Democrats also complained that they couldn’t canvass, thanks to decisions made by the party’s national leadership, as too dangerous in a pandemic. This turned out to be less of an issue than it might otherwise have been, however, although it was a gap we highlighted repeatedly here, too. Thanks to a widespread (and in some cases ill-advised) adoption of mail-in balloting and the fact that the pandemic and riots kept voters hyper-engaged, the 2020 election became a high-turnout contest. In 2016, just under 129 million ballots were cast, while the latest count from November shows 155 million ballots cast. It seems unlikely that there were any potential voters left out because of a lack of personal contact, at least not in numbers that would have moved the needle significantly enough except in two or three contests decided by fewer than a hundred votes.
It’s that turnout that points to the real problem for Democrats in 2022. Republicans usually lose high-turnout elections all the way down the ballot, thanks to Democratic voter-registration advantages. In November, however, the GOP won at every level except the presidential contest. That means Republicans carried more voters despite those registration disadvantages, which signals that the Democrats lost significant ground in the political center — and largely that means the suburbs.
That brings us to the problem for Democrats between now and the midterms. If Republicans manage to keep control of the Senate, the incoming Biden administration will have two broad choices for its agenda in the first two years. Either they go big to gain favor among progressives and resign themselves to two years of gridlock, or Biden offers a narrow policy agenda that can gain traction with Republicans. The latter might help Democrats gain back a little trust in the suburbs, but it will alienate the progressives and the media that love them and depress turnout elsewhere. If Biden goes big on a progressive agenda, Democrats will continue to alienate the center and the suburbs, especially with Republicans playing I Told You So on repeat cycles all during the 2022 elections.

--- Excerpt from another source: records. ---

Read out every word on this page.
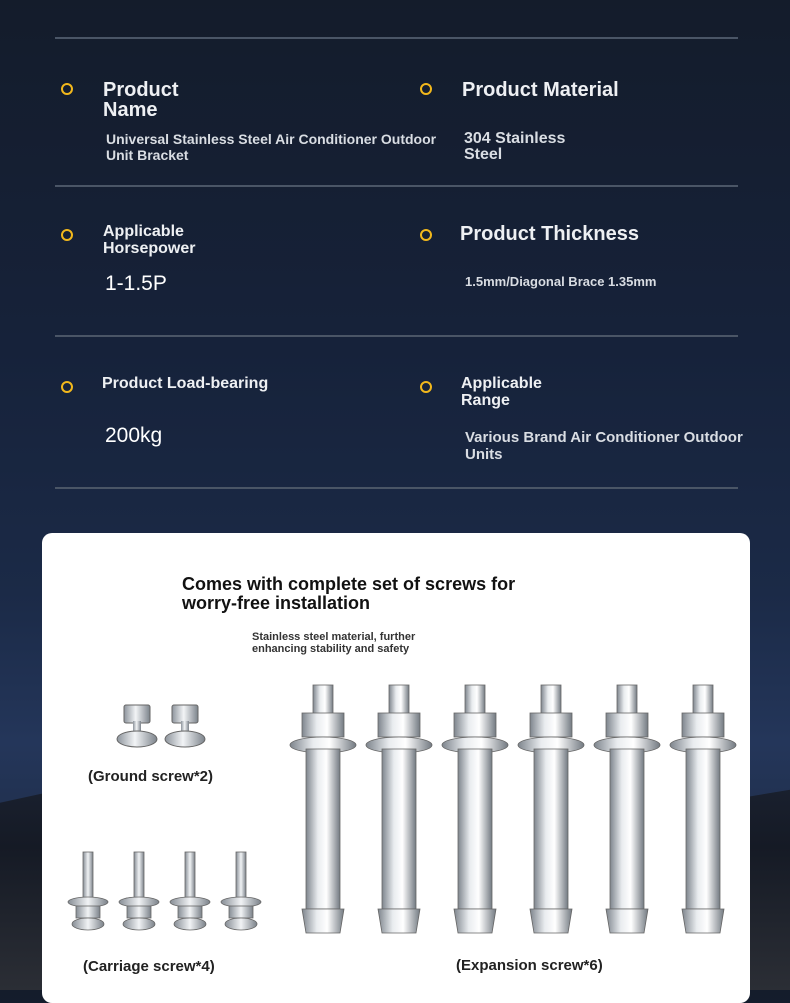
Product Name
Universal Stainless Steel Air Conditioner Outdoor Unit Bracket
Product Material
304 Stainless Steel
Applicable Horsepower
1-1.5P
Product Thickness
1.5mm/Diagonal Brace 1.35mm
Product Load-bearing
200kg
Applicable Range
Various Brand Air Conditioner Outdoor Units
Comes with complete set of screws for worry-free installation
Stainless steel material, further enhancing stability and safety
(Ground screw*2)
(Carriage screw*4)	(Expansion screw*6)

Even aside from agendas, Democrats have another problem regardless of which tack Biden takes. First-term presidents lose seats in midterm elections, after the reality of empty campaign promises become clearer. House Democrats are making this even more likely by pushing their sclerotic leadership team back in charge, a group of progressives that are practically the GOP’s poster children for imperious derision of middle America. Is Nancy “Ice Cream” Pelosi really the image Democrats want to leverage in 2022?
Finally, Democrats managed to limit their losses in 2020 by successfully leveraging anti-Trump sentiment and mail-in balloting. Neither of those will apply in 2022, at least not in the same potent forms they did this year. Without Trump as a bête noire, their turnout will suffer — while Pelosi will remain potent enough for GOP turnout efforts in the suburbs, along with Biden and Kamala Harris. One hardly needs to be Carnac to predict disaster for House Democrats in the next midterms, and maybe Senate Democrats as well.